Three points to think about:

• The rules in srcnat and dstnat chains are only used to handle the initial packet of each tracked connection; the result is stored in that connection’s context and all subsequent packets belonging to the same connection get the same treatment. So if the first ever ipv6-encap packet comes in via one of your two “real” WAN interfaces, the action=dst-nat rule determines the handling of the whole HE tunnel connection; if the first ever ipv6-encap packet arrives from the mailserver, the action=src-nat or action=masquerade rule determines the handling of that connection.
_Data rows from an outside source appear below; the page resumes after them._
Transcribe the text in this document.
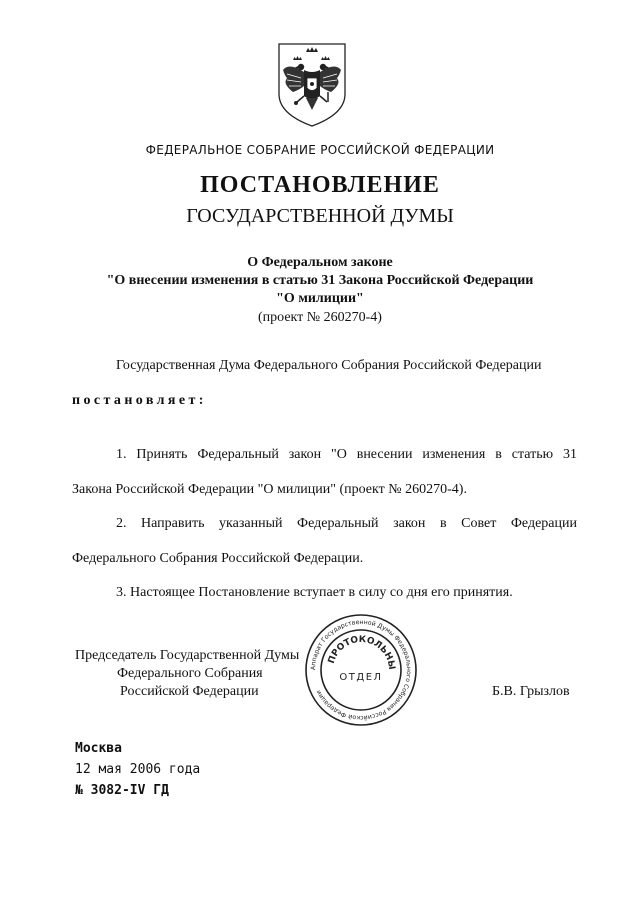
ФЕДЕРАЛЬНОЕ СОБРАНИЕ РОССИЙСКОЙ ФЕДЕРАЦИИ
ПОСТАНОВЛЕНИЕ
ГОСУДАРСТВЕННОЙ ДУМЫ
О Федеральном законе
"О внесении изменения в статью 31 Закона Российской Федерации
"О милиции"
(проект № 260270-4)
Государственная Дума Федерального Собрания Российской Федерации
постановляет:
1. Принять Федеральный закон "О внесении изменения в статью 31
Закона Российской Федерации "О милиции" (проект № 260270-4).
2. Направить указанный Федеральный закон в Совет Федерации
Федерального Собрания Российской Федерации.
3. Настоящее Постановление вступает в силу со дня его принятия.
Председатель Государственной Думы
Федерального Собрания
Российской Федерации	Б.В. Грызлов
Аппарат Государственной Думы Федерального Собрания Российской Федерации
ПРОТОКОЛЬНЫ
ОТДЕЛ
Москва
12 мая 2006 года
№ 3082-IV ГД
• If the first ever ipv6-encap packet arrives via the GRE tunnel, which is actually a third WAN interface, there is no dst-nat rule for it.
• The policy routing may result in something else than what you expect, i.e. the ipv6-encap packets from the server may use a different WAN than the one through which the ipv6-encap packets from HE arrive, getting dropped somewhere en route due to wrong source address.